Those little children saw not her silent tears. Chrysler beheld them—crystalline drops on pale, soft cheek, emblems of pure heart and secret sorrow; but she checked them when he drew near and sat up composed.
"Mademoiselle," he said, "What is it troubles thee so profoundly? Tell me; I am an old man and thy friend."
"Monsieur, Monsieur, I ask your pardon,"—she broke again into tears. Fortunately, all the children were running off among the trees.—"My sin is great:"
"And what is the offence, my child?"
Josephte was silent, and the blood rushed over her face.
"I mean thee no ill, Mlle. Josephte. Perhaps I can assist or advise thee."
"They have promised me to the good God: alas! and my heart thinks of a mortal! I never could be like the others.—I cannot forget," and she broke completely down, sobbing again and again. In a little while he spoke, hoping to soothe her.
"This may be no more than natural, my dear."
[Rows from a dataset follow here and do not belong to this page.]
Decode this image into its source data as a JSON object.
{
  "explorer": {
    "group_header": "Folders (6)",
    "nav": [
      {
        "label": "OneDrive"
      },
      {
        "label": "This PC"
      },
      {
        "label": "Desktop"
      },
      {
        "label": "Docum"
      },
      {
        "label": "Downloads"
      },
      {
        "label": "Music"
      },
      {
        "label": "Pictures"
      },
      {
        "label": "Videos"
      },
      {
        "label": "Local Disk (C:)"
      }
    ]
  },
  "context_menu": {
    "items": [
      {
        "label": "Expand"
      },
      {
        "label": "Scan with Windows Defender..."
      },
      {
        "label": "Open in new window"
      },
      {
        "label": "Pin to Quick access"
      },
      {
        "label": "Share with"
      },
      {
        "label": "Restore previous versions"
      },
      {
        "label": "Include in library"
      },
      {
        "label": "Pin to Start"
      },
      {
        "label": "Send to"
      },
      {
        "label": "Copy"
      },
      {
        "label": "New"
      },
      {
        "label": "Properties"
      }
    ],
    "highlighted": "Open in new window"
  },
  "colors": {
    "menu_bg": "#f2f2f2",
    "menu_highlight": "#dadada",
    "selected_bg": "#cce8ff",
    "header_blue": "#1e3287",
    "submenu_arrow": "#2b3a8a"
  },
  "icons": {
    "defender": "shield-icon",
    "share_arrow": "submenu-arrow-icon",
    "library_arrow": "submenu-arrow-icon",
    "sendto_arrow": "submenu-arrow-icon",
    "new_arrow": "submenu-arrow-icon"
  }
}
"The natural heart, monsieur, is full of sin; and that is ten times worse for a woman. O if I could love God alone!" and again she sobbed convulsively.
Trained as the highest type of Catholic mind, her imagination habitually pictured two worlds—the one of exquisite spiritual light and purity, and spotless with the presence of saints, of the Virgin; of God the Father: the other the world of mankind,—the "world," shadowed with wickedness and mourning, and whose pleasure is itself a sin. She yearned towards the first; she sank back with acute sensitiveness from the second. For her, to enter a church was to be overpowered with the communion of spirits; to think a single thought leading away from God was to commit a crime. To know such a girl is to respect for ever the nun's orders in which natures like hers take refuge.